What does all this mean for persons with MS? Since there are no generally accepted true surrogates or predictors of long-term disability in MS, current primary endpoints can be considered “intermediate outcomes,” that is outcomes that strongly correlate with reductions in certain aspects of MS-related disability but may not define all aspects of it. Indeed, in a paper cited in Paper #2, correlation with a particular outcome may not necessarily predict it. As cautioned in Paper #2, “Correlation does not a surrogate make.”
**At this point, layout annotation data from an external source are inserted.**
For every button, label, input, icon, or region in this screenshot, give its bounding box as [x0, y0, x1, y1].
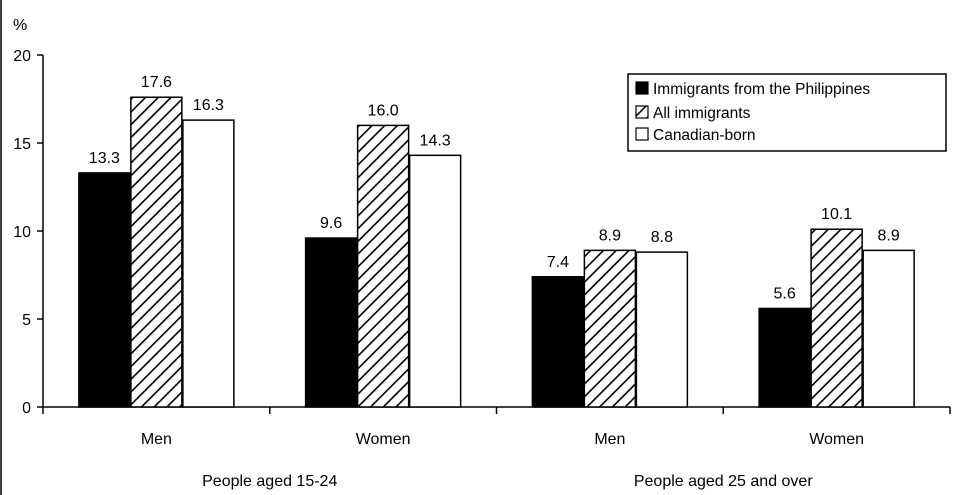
bar-value-label: 10.1: [821, 206, 852, 223]
y-tick-label: 0: [22, 400, 31, 417]
bar-value-label: 9.6: [320, 215, 342, 232]
legend: Immigrants from the Philippines All immi…: [627, 73, 947, 152]
bar: [583, 249, 637, 408]
group-label: People aged 25 and over: [634, 473, 813, 490]
y-tick-label: 5: [22, 312, 31, 329]
group-label: People aged 15-24: [202, 473, 337, 490]
bar: [78, 172, 131, 408]
legend-label-philippines: Immigrants from the Philippines: [653, 81, 870, 98]
bar-value-label: 8.8: [651, 229, 673, 246]
x-tick-label: Women: [809, 431, 864, 448]
bar-value-label: 8.9: [878, 227, 900, 244]
group-labels: People aged 15-24 People aged 25 and over: [202, 473, 813, 490]
legend-box: [627, 73, 947, 152]
bar-value-label: 14.3: [420, 132, 451, 149]
bar-value-label: 16.0: [368, 102, 399, 119]
legend-swatch-philippines: [635, 81, 649, 95]
bar: [408, 154, 462, 408]
x-tick-label: Women: [356, 431, 411, 448]
bar-value-label: 8.9: [599, 227, 621, 244]
y-axis-unit-label: %: [13, 17, 27, 34]
bar: [810, 228, 863, 408]
bars: [78, 96, 915, 408]
bar: [531, 276, 585, 408]
bar-value-label: 17.6: [141, 74, 172, 91]
bar: [130, 96, 183, 408]
bar: [635, 251, 689, 408]
bar-value-label: 13.3: [89, 150, 120, 167]
legend-label-canadian-born: Canadian-born: [653, 127, 756, 144]
bar-value-label: 5.6: [774, 285, 796, 302]
bar: [356, 124, 410, 408]
x-tick-label: Men: [141, 431, 172, 448]
legend-swatch-canadian-born: [635, 127, 649, 141]
bar: [304, 237, 358, 408]
y-tick-label: 20: [13, 48, 31, 65]
bar: [758, 307, 811, 408]
y-tick-label: 10: [13, 224, 31, 241]
bar: [862, 249, 915, 408]
legend-label-all-immigrants: All immigrants: [653, 105, 751, 122]
legend-swatch-all-immigrants: [635, 105, 649, 119]
x-tick-labels: Men Women Men Women: [141, 431, 864, 448]
bar-value-label: 7.4: [547, 254, 569, 271]
y-tick-label: 15: [13, 136, 31, 153]
x-tick-label: Men: [594, 431, 625, 448]
bar-value-label: 16.3: [193, 97, 224, 114]
value-labels: 13.3 17.6 16.3 9.6 16.0 14.3 7.4 8.9 8.8 5.6 10.1 8…: [89, 74, 900, 302]
bar: [182, 119, 235, 408]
There are several implications these observations for persons with MS. First, when choosing a disease-modifying therapy it is important to evaluate the nature of the drug trial’s primary endpoint and the strength of the effect on that endpoint. Second, one should consider how these changes compare to the control group. Was the control group an appropriate one? Did the control group receive an inactive placebo, a disease-modifying therapy with a similar mechanism of action, or a disease-modifying therapy with a totally different mechanism of action, making comparisons more difficult? Thirdly, one should assess the duration of the trial, (ideally at least two years) and the duration of any stated benefits during the trial. Was the degree of benefit noted throughout the trial, or did it gradually diminish? Finally, one should evaluate all data on potential short-term and long-term adverse events and toxicities. Are the described benefits of the drug sufficient to justify the risk of taking the drug? These are very difficult questions and much depends on an individual’s past history of treatment, on any other illnesses they may have, and on their willingness to accept known and unknown risks. Discussion with a health care provider experienced in the treatment of persons with MS is essential to allow one to help make the best decision for them.